EncryptionStep one: Substitute each letter in your plaintext message with a number.
The most common is to just use a=1, b=2, c=3, ..., z=26. It is not integral that your numbering scheme be clever of misleading. A generic letter that has been transformed into a number in this way will be refereed to as a
Example: with the plaintext 'hello' we first translate it into numbers (using a=1, b=2,..., z=26), resulting in '8,5,12,12,15' or '0805121215'
Step two: Encrypt.
Create a permutation of the alphabet by replacing each a with the result of a simple equation:
ma + c (mod 26)Where m is relatively prime to 26 (or the length of whatever alphabet you're using), and c is an arbitrary integer of your choice. m and c need to be known to decrypt.
Example: We take each number of our translated plaintext ('8,5,12,12,15') and replace each number with the modified version.

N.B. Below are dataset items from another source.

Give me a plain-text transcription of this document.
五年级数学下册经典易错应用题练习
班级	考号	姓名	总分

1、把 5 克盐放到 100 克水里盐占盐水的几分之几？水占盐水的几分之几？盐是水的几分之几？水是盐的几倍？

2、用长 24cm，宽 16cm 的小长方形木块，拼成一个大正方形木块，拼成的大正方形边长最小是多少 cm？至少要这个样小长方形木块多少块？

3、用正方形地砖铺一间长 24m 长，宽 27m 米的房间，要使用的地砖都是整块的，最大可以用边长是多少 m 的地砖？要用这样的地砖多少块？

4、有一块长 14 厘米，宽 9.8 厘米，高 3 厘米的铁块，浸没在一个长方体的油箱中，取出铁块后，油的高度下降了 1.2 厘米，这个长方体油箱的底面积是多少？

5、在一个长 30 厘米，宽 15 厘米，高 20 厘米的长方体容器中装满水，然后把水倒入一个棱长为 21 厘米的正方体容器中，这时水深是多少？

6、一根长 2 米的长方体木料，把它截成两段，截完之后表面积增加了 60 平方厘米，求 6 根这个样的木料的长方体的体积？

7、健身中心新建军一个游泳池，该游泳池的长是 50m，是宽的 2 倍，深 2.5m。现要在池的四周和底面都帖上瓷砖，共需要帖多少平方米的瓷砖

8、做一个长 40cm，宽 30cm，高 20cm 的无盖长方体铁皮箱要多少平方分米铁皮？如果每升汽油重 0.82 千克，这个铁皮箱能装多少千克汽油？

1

Let's use m=15, c=8:
15*8 + 8 (mod 26) = 24
15*5 + 8 (mod 26) = 5
15*12 + 8 (mod 26) = 6
15*15 + 8 (mod 26) = 25
Our cipher text is now '24,5,6,6,25' or '2405060625'
Step three: Replace with letters
Using the same alphabet substitution you use previously, (for example, a=1, b=2,..., z=26), replace each number in your ciphertext with a letter, and transmit that message.
Example: Our ciphertext '24,5,6,6,25' becomes 'xeffy'
Calculate the multiplicative inverse of m modulus 26 (or whatever alphabet you're using). That is, solve the equation for m':
m' * m = 1 (mod 26)(More detail about calculating inverses here)
It is easy enough to calculate the inverse by inspection if you're using the 26-letter alphabet: there are only 26 possible values. In addition to that, there are only a small number of possible ms to choose from, since there will only be a handful of values that are relatively prime to m. You could easily construct a chart of possible ms and their inverses.
In our example, the inverse of m=15 (mod 26) is 7.
Step two: Substitute each letter with a number
Using the same substitutions as before. (such as a=1,...z=26) The encrypted text 'xeffy' we received becomes '24,5,6,6,25'
Step three: Decrypt
Replace each number b with the value from the equation
m' * (b - c)Where m' was calculated and c is given as part of the key.
7 * (24 - 8) (mod 26) = 8So the ciphertext is now decrypted into the numeric representation, '8,5,12,12,15'
7 * (5 - 8) (mod 26) = 5
7 * (6 - 8) (mod 26) = 12
7 * (25 - 8) (mod 26) = 15
Step four: Substitute with letters
As before, substitute letters for numbers using the same substitution mapping. (A=1,...,z=26).
Example: Our decrypted message '8,5,12,12,15' becomes 'hello'
And now you know a cipher algorithm!